15 Hierop gaf koning Achaz aan den priester Oeri-ja bevel: Op het grote altaar moet ge ‘s morgens het brandoffer en ‘s avonds het spijsoffer opdragen, met de brand- en spijsoffers van den koning en de brand-, spijs- en plengoffers van het gewone volk, en al het bloed van de brand- en slachtoffers er op sprenkelen. Het bronzen altaar behoud ik mij voor, om de godheid te raadplegen.

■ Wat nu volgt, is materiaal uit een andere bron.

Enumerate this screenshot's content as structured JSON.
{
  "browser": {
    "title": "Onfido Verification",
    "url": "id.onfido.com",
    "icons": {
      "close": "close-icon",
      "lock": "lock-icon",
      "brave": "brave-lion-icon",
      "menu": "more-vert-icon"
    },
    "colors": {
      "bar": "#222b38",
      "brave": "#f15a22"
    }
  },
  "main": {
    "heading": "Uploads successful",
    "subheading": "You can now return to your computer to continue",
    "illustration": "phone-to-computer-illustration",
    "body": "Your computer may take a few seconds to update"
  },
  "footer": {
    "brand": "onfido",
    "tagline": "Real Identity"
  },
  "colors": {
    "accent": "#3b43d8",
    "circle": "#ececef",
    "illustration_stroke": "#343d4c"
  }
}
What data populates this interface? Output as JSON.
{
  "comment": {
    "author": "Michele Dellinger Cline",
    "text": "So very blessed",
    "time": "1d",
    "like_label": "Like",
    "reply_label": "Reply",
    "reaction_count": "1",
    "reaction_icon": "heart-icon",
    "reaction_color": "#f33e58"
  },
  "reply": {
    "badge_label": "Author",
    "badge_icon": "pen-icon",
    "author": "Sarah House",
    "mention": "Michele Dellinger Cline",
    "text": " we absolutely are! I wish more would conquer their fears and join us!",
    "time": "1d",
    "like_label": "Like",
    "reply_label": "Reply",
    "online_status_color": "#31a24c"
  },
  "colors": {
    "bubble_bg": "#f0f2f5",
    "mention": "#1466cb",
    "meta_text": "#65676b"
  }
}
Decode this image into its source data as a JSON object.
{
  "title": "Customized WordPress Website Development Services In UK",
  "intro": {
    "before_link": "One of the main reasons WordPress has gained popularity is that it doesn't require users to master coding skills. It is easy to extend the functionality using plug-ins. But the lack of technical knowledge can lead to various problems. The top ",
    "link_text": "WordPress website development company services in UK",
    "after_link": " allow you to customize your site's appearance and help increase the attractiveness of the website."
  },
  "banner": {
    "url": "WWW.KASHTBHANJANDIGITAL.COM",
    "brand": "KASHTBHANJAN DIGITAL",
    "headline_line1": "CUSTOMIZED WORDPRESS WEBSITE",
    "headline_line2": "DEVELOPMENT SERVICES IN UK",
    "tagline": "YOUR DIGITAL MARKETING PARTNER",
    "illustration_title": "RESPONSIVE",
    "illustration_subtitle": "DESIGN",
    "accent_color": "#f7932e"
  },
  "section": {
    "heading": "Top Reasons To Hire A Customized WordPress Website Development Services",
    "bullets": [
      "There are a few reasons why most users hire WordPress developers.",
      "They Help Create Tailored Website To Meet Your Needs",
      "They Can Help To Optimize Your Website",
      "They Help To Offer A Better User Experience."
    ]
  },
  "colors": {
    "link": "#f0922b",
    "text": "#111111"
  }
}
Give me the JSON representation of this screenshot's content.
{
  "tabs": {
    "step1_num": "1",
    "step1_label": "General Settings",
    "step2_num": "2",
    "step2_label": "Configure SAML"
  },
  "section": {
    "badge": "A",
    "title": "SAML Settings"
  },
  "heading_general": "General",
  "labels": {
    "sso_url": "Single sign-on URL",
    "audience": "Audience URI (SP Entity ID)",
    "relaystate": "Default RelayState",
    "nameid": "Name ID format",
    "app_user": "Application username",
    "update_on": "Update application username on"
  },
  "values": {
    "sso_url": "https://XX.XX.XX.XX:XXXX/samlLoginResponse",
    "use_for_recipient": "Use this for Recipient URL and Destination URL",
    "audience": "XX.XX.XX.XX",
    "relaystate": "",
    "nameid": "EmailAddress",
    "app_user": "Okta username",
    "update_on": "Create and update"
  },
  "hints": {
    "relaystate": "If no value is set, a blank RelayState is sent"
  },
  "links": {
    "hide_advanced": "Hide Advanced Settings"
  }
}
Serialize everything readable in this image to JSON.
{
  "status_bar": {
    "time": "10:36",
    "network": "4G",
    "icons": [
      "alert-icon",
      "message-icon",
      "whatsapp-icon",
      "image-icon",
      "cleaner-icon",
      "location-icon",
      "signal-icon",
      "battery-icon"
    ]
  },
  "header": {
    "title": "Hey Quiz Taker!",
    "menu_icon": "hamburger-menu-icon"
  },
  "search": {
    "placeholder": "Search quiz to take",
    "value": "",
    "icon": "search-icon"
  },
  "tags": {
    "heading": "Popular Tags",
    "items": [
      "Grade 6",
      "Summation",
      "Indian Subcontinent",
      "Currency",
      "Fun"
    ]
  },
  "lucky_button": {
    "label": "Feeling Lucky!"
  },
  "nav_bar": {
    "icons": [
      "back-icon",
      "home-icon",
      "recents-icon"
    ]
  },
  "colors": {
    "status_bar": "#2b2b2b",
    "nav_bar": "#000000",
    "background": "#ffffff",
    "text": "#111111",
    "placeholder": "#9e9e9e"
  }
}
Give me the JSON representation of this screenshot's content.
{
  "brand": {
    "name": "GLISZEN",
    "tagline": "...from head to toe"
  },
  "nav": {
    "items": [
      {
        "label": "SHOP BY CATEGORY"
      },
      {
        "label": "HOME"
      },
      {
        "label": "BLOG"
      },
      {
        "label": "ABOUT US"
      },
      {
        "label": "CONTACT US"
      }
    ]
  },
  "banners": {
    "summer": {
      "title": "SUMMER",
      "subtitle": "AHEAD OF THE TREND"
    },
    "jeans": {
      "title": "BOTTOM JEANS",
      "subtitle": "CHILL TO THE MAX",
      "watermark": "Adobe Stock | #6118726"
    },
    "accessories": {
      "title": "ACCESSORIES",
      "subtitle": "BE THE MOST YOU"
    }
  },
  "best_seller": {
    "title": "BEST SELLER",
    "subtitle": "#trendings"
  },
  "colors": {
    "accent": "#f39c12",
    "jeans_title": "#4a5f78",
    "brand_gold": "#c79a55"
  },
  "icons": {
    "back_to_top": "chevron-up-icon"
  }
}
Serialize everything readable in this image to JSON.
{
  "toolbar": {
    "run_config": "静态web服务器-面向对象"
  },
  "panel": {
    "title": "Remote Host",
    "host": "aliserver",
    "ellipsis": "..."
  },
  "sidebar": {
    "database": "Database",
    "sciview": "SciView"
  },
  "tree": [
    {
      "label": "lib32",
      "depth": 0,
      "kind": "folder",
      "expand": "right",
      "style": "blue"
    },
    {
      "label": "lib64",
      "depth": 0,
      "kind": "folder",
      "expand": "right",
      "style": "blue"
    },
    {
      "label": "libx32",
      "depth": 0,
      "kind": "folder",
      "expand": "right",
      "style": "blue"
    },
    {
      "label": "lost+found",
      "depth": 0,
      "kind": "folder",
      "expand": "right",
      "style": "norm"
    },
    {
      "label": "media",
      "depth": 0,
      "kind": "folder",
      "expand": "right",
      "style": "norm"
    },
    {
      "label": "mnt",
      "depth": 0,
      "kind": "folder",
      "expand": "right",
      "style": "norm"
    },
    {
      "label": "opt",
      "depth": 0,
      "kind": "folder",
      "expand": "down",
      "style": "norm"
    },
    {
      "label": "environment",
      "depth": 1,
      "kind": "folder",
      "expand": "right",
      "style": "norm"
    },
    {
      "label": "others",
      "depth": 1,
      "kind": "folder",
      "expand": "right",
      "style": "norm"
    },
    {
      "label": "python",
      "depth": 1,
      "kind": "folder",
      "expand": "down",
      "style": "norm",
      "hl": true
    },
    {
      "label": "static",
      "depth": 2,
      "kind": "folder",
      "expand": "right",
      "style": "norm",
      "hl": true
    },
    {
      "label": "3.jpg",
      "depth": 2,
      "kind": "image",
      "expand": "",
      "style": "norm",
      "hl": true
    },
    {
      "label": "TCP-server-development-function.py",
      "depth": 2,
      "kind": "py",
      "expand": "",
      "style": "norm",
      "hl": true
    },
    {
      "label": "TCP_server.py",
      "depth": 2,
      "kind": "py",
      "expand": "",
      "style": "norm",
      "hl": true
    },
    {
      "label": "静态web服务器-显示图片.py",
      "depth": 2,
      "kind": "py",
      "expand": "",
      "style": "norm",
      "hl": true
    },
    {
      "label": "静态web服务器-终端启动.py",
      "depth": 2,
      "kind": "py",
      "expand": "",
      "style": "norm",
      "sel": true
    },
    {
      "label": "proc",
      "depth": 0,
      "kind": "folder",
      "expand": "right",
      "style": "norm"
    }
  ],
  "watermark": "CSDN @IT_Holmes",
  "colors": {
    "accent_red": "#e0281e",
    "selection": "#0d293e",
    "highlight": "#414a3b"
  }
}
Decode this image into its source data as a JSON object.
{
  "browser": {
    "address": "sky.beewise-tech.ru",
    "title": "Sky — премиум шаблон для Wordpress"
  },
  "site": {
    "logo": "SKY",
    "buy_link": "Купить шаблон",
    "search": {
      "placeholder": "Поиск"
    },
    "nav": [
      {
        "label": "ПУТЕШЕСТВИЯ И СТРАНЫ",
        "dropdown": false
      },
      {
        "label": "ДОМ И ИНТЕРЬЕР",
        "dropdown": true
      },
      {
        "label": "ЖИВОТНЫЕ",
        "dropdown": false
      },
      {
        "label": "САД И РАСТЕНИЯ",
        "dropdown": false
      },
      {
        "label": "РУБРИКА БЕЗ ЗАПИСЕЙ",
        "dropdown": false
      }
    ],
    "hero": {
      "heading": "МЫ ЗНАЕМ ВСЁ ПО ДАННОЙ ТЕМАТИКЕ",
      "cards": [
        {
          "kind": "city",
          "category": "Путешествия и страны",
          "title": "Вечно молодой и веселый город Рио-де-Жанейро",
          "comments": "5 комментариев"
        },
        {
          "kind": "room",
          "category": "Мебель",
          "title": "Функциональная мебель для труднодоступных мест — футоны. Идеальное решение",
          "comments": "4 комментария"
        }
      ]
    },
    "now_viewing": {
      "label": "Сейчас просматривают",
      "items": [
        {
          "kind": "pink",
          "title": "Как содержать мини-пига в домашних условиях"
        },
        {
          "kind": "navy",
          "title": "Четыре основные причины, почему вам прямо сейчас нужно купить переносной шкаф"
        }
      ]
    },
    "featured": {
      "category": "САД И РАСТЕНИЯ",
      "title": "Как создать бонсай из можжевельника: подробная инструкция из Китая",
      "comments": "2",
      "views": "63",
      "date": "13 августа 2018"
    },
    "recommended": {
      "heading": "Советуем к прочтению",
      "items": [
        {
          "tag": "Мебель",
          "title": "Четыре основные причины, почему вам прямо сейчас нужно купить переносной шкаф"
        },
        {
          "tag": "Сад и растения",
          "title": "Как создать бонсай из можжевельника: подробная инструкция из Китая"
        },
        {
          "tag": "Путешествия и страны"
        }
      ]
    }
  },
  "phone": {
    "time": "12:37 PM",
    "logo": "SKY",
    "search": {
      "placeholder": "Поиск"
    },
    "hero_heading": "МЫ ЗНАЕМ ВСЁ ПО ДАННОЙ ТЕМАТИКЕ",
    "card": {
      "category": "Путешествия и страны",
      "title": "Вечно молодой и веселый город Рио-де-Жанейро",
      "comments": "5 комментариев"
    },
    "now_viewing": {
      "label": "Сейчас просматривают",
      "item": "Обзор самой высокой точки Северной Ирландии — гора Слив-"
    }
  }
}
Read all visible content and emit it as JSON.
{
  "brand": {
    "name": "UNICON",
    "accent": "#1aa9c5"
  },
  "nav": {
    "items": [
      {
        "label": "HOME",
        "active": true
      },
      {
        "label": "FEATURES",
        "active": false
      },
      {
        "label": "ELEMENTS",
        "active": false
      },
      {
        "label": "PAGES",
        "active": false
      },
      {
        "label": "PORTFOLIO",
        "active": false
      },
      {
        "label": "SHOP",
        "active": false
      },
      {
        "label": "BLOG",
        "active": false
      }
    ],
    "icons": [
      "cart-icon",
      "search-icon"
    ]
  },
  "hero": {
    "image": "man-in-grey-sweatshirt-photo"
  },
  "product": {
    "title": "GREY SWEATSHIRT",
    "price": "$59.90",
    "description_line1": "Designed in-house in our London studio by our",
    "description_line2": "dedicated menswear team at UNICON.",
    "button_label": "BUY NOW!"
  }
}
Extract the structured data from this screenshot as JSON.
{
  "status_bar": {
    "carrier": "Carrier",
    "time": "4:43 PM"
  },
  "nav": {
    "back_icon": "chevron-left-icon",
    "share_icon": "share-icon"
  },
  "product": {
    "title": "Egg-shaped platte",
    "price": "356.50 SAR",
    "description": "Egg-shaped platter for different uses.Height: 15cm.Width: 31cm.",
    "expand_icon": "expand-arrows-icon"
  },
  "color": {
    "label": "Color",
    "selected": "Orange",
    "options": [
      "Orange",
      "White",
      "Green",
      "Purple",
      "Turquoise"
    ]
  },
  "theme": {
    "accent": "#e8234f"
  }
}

And King Ahaz commands him—Urijah the priest—saying, “On the great altar burn as incense the burnt-offering of the morning, and the present of the evening, and the burnt-offering of the king, and his present, and the burnt-offering of all the people of the land, and their present, and their drink-offerings; and all the blood of the burnt-offering, and all the blood of the sacrifice, you sprinkle on it, and the altar of bronze is for me to inquire [by].”
16 En de priester Oeri-ja deed al wat koning Achaz hem bevolen had.
And Urijah the priest does according to all that King Ahaz commanded.
17 Verder liet koning Achaz de panelen uit de wagentjes snijden, en nam er de waterbekkens af. Ook lichtte hij de zee van de bronzen runderen af, en zette haar op een stenen plaveisel.
And King Ahaz cuts off the borders of the bases, and turns aside the laver from off them, and he has taken down the sea from off the bronze oxen that [are] under it, and puts it on a pavement of stones.
18 Tenslotte liet hij de rustzetel, die in de tempel gebouwd was, en de buitenste koninklijke toegangspoort tot de tempel verwijderen. Dit geschiedde terwille van den koning van Assjoer.
And the covered place for the Sabbath that they built in the house, and the entrance of the king outside, he turned [from] the house of YHWH, because of the king of Asshur.
19 De verdere geschiedenis van Achaz, met al wat hij deed, is beschreven in het boek der kronieken van de koningen van Juda.
And the rest of the matters of Ahaz that he did, are they not written on the scroll of the Chronicles of the Kings of Judah?
20 Achaz ging bij zijn vaderen te ruste, en werd in de Davidstad begraven. Zijn zoon Ezekias volgde hem op.
And Ahaz lies with his fathers, and is buried with his fathers in the City of David, and his son Hezekiah reigns in his stead.